In neurovascular coupling (NVC), neuronal activity in the brain leads to elevated local blood flow to satisfy the increased metabolic demands of the active tissue. The vascular endothelium has a major role in the modulation of blood flow, and here we explore the hypothesis that the endothelium has an important role in NVC.Brain slices were prepared from male C57 Bl/6 mice. Intraparenchymal arterioles were pre‐constricted with U46619 (125 nM). Neurons were depolarized with electrical field stimulation (EFS) to induce NVC and arteriolar dilation.
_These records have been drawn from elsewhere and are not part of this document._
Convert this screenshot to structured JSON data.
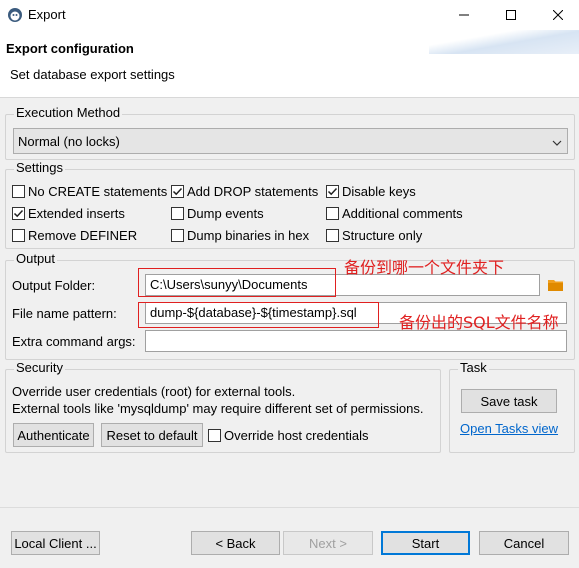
{
  "window": {
    "title": "Export",
    "icon": "dbeaver-beaver-icon",
    "controls": [
      "minimize-icon",
      "maximize-icon",
      "close-icon"
    ]
  },
  "header": {
    "title": "Export configuration",
    "subtitle": "Set database export settings"
  },
  "execution_method": {
    "legend": "Execution Method",
    "selected": "Normal (no locks)"
  },
  "settings": {
    "legend": "Settings",
    "options": [
      {
        "label": "No CREATE statements",
        "checked": false
      },
      {
        "label": "Add DROP statements",
        "checked": true
      },
      {
        "label": "Disable keys",
        "checked": true
      },
      {
        "label": "Extended inserts",
        "checked": true
      },
      {
        "label": "Dump events",
        "checked": false
      },
      {
        "label": "Additional comments",
        "checked": false
      },
      {
        "label": "Remove DEFINER",
        "checked": false
      },
      {
        "label": "Dump binaries in hex",
        "checked": false
      },
      {
        "label": "Structure only",
        "checked": false
      }
    ]
  },
  "output": {
    "legend": "Output",
    "folder_label": "Output Folder:",
    "folder_value": "C:\\Users\\sunyy\\Documents",
    "folder_annotation": "备份到哪一个文件夹下",
    "pattern_label": "File name pattern:",
    "pattern_value": "dump-${database}-${timestamp}.sql",
    "pattern_annotation": "备份出的SQL文件名称",
    "extra_label": "Extra command args:",
    "extra_value": "",
    "folder_icon": "folder-icon",
    "annotation_color": "#e02020"
  },
  "security": {
    "legend": "Security",
    "line1": "Override user credentials (root) for external tools.",
    "line2": "External tools like 'mysqldump' may require different set of permissions.",
    "authenticate_label": "Authenticate",
    "reset_label": "Reset to default",
    "override_host_label": "Override host credentials",
    "override_host_checked": false
  },
  "task": {
    "legend": "Task",
    "save_label": "Save task",
    "open_tasks_label": "Open Tasks view"
  },
  "footer": {
    "local_client_label": "Local Client ...",
    "back_label": "< Back",
    "next_label": "Next >",
    "start_label": "Start",
    "cancel_label": "Cancel"
  }
}
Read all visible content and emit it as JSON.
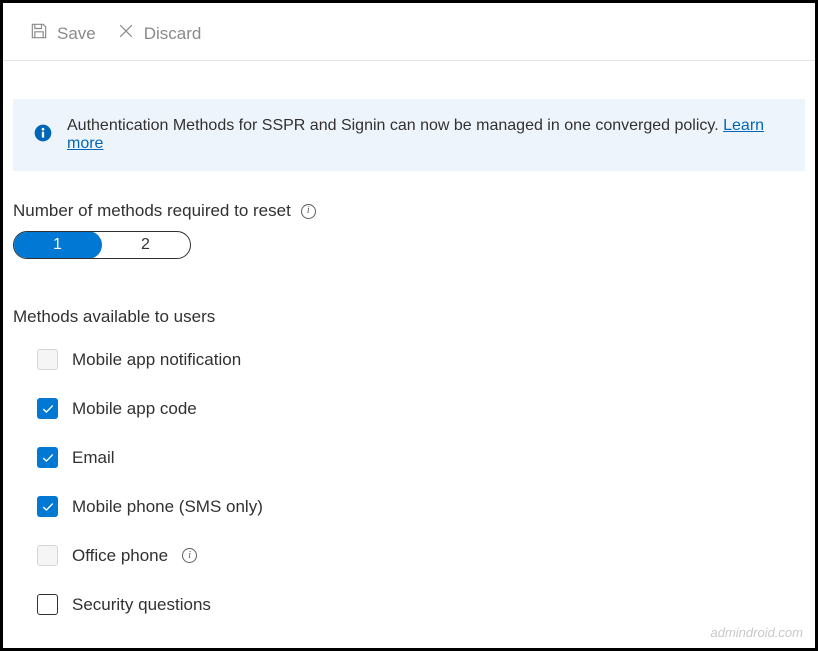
{
  "toolbar": {
    "save_label": "Save",
    "discard_label": "Discard"
  },
  "banner": {
    "text": "Authentication Methods for SSPR and Signin can now be managed in one converged policy.",
    "link_label": "Learn more"
  },
  "methods_required": {
    "label": "Number of methods required to reset",
    "options": [
      "1",
      "2"
    ],
    "selected": "1"
  },
  "methods_available": {
    "label": "Methods available to users",
    "items": [
      {
        "label": "Mobile app notification",
        "checked": false,
        "has_info": false,
        "style": "light"
      },
      {
        "label": "Mobile app code",
        "checked": true,
        "has_info": false,
        "style": "light"
      },
      {
        "label": "Email",
        "checked": true,
        "has_info": false,
        "style": "light"
      },
      {
        "label": "Mobile phone (SMS only)",
        "checked": true,
        "has_info": false,
        "style": "light"
      },
      {
        "label": "Office phone",
        "checked": false,
        "has_info": true,
        "style": "light"
      },
      {
        "label": "Security questions",
        "checked": false,
        "has_info": false,
        "style": "dark"
      }
    ]
  },
  "watermark": "admindroid.com"
}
In some experiments, the endothelium was loaded with di‐8‐ANEPPS (20 μM).EFS‐evoked arteriolar dilation was accompanied by endothelial hyperpolarization, as indicated by a 1.4% increase in the fluorescence ratio of di‐8‐ANEPPS (n=7). Blockade of I prostanoid receptors with 1 μM R01138452 had no effect on NVC (n=4). Blockade of neuronal nitric oxide synthase (NOS) with 7‐NI (100 μM) reduced the magnitude of vasodilation by 63% (n=7) with no effect on vessel tone (n=5). Blockade of both neuronal and endothelial NOS with L‐NNA (100 μM) caused a tonic constriction (17%, n=5) and reduced vasodilation by 89% (n=7). In the absence of U46619, L‐NNA constricted arterioles by 28% and reduced vasodilation by 90% (n=5).These data are consistent with the concept that the vascular endothelium is actively engaged during neurovascular coupling. Supported by NIH award P01 HL095489.